Durban Pride 2016
A KwaZulu-Natal lesbian couple have claimed that they were thrown out of their community by the local induna for being “possessed”.
Nonkululeko and Nokuthula Mthembu told News24 that they had moved into a home in KwaNgcolosi, outside of Durban, three months ago.
The women claimed that after community leader Induna Mlethwa Ndlela discovered they were married and not sisters, he and his family earlier this month attacked them while they were sleeping.
“They came here and accused us of selling drugs, said that we were possessed with Satanism and that we were going to bring the spirit of homosexuality in the community,” Nonkululeko said.
She added: “He said this was because gay couples were not allowed in the area. His wife told us she was disgusted that we had the guts to go around telling the world that we had been married for three years”
The women said that they were forced to flee their home. “We have been living in lodges and hotels because we are afraid to go back there.”
While Induna Ndlela refused to comment, KwaNgcolosi chief Inkosi Nkosinathi Bhengu told News24 that the women’s sexuality was not the reason they were unwelcome. He said that it had been decided two years earlier that people who are not part of the KwaNgcolosi clan would not be allowed into the community.
“Why would we judge someone based on their sexuality? The issue here is not about sexuality, it is about land,” said Bhengu.
KwaZulu-Natal is known as one of the country’s most culturally conservative regions. Zulu King Goodwill Zwelithini was accused of making anti-gay statements in 2012, including proclaiming that homosexuality is “wrong”, “not acceptable” and “un-Zulu”.
In 2013, the Zulu Royal House reacted to a same-sex traditional-style wedding held in the town of Stanger, a historic location for the Zulu people, by stating that “homosexuality is not holy”.

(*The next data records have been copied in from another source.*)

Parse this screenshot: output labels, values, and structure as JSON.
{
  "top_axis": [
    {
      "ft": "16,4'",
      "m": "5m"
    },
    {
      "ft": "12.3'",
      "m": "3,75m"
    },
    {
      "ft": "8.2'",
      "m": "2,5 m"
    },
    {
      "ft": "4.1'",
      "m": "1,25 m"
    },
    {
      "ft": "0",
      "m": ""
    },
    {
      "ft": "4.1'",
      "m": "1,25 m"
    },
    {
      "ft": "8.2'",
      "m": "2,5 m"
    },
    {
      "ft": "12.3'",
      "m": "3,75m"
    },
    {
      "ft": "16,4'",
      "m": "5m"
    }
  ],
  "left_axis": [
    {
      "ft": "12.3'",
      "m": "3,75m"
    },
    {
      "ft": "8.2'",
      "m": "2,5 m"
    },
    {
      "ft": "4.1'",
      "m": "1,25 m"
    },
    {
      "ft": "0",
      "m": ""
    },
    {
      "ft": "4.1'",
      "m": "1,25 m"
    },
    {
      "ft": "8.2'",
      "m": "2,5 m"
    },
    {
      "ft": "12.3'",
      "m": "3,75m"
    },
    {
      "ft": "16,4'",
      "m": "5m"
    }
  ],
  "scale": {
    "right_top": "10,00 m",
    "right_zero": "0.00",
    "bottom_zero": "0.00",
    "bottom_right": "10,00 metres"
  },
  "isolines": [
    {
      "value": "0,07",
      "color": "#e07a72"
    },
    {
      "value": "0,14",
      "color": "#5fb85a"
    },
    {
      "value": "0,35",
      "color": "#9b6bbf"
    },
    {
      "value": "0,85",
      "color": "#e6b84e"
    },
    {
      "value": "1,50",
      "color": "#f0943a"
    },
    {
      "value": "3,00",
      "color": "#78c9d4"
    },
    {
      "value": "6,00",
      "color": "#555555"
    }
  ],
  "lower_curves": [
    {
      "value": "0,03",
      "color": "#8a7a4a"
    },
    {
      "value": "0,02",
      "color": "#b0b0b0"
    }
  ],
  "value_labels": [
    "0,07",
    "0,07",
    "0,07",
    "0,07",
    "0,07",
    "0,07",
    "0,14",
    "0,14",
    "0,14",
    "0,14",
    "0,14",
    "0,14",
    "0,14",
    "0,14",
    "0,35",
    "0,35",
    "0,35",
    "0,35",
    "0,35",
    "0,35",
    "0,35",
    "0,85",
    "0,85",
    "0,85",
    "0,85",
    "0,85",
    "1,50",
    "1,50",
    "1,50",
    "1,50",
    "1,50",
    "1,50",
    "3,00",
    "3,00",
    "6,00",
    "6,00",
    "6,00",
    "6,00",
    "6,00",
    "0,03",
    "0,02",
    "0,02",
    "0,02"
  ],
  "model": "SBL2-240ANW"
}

To his credit, KwaZulu-Natal Chairperson of the House of Traditional Leaders Inkosi Phathizwe Chiliza condemned the claims of discrimination against the couple as unconstitutional.
“Even if it goes against your beliefs, you have no right to infringe upon other people’s rights. You have no right to judge others because that is the way they were created,” he said.
He urged the couple to pursue the matter in the local traditional court.